Updated: Aug 18, 2020

By Michael Walsh

It’s quite possibly the most controversial super-fight to divide fans in recent history, Canelo Alvarez v Gennady Golovkin for all the middleweight marbles in September 2017. There are some big fights where fans are quite happy to just see the better man win on the night and are able to stay emotionally neutral throughout. However, with this bout, most fans seemed to pick a side and have a preferred winner.

Canelo is arguably the face of boxing; he is the money-making machine representing the fanatical boxing fans of Mexico, bringing all the bells and whistles to the fight game. Golovkin, on the other hand, is a throwback, offering an old-fashioned representation of the sport. A no-nonsense, fan-friendly fighter.

This was more than a clash between the two best middleweights in the world, it was a clash of cultures. While writing a series looking at controversial decisions, there was no way this bout could be ignored.


With murmurs of this fight taking place beginning back in 2015, it was inevitable that the pair were going to meet in order to once and truly discover who the best middleweight of recent times was.

The bout was finally agreed and announced after Canelo’s victory over Julio Cesar Chavez Jr in May 2017 and as Golovkin joined him in the ring, Alvarez declared “You are next, my friend. I’ve never feared anyone.”

There was a reason why Canelo felt the need to say that, because Golovkin was possible the most feared fighter in the sport at that point, he had left a trail of destruction behind him heading into this fight. That included the likes of Martin Murray, Willie Munroe Jr, David Lemieux, Kell Brook and Daniel Jacobs.
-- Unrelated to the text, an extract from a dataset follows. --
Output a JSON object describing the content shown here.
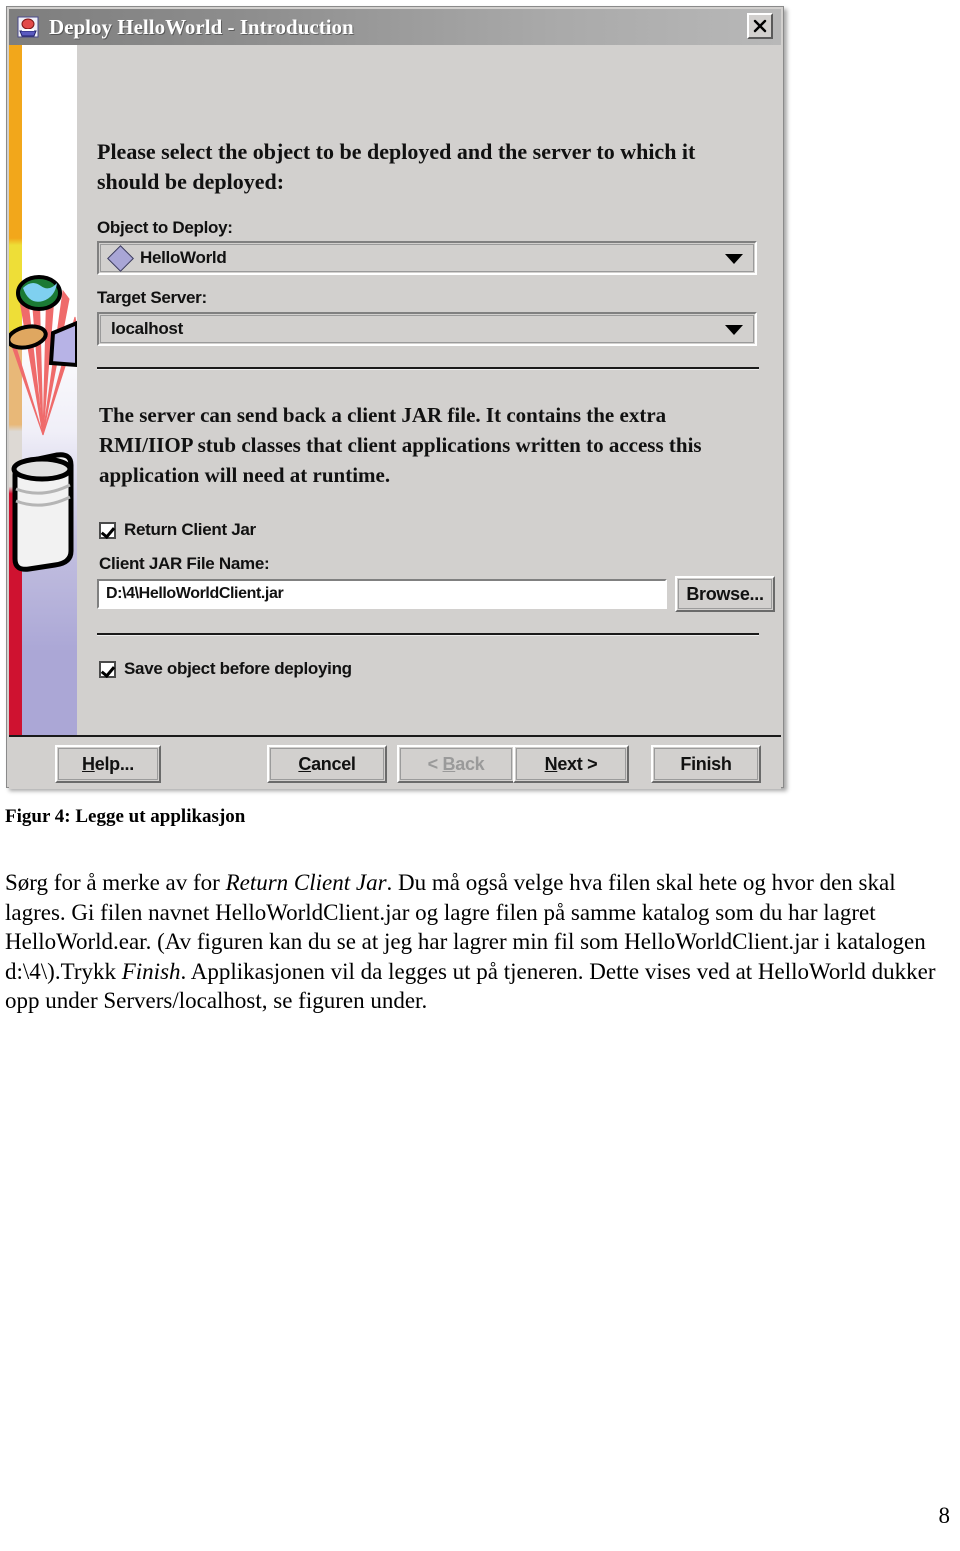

He responded to Canelo’s comments by promising another iconic “big drama show”.

Billed as ‘Supremacy’, Golovkin was defending his unified WBA, WBC, IBF and IBO middleweight titles against The Ring magazines and the former lineal middleweight champion.

In addition, after knocking out Amir Khan in devastating fashion, Canelo vacated the WBC middleweight title, which was immediately awarded to Golovkin, so there was obviously genuine middleweight credibility on either side of the ring.

Details of the deal would later emerge as the fight drew closer and it was revealed that negotiations went in Canelo’s favour with a re-match clause included in the event he lost but not one for Golovkin if he came up short. Many also felt that having no-hydration clauses meant an advantage for Canelo as he would be able to gain more weight than GGG in the time between the weigh-in and the fight itself.

The fight

A composed figure, Golovkin made his way to the ring first, looking very relaxed and at ease at the task which lies ahead. A visibly bigger Canelo looked equally focused and relaxed as he headed to the ring in ominous fashion.

Round one began as many expected it to, GGG marching forward and taking the centre of the ring while Canelo looked to box on the back foot. Not much of note went down in the first session, but Canelo landed a stern body counter shot after evading a Golovkin hook. The Mexican certainly looked sharper early on and landed the cleaner work.

More of the same followed in the second, more endeavour from GGG but the cleaner and more effective shots coming from a controlled Canelo. Golovkin was starting to look predictable in his approach.

I made it a clean sweep for Canelo after another shrewd display in the third round, Golovkin finding it hard to find his range with Canelo fighting so well on the back foot, his uppercut the pick of the punches in the round.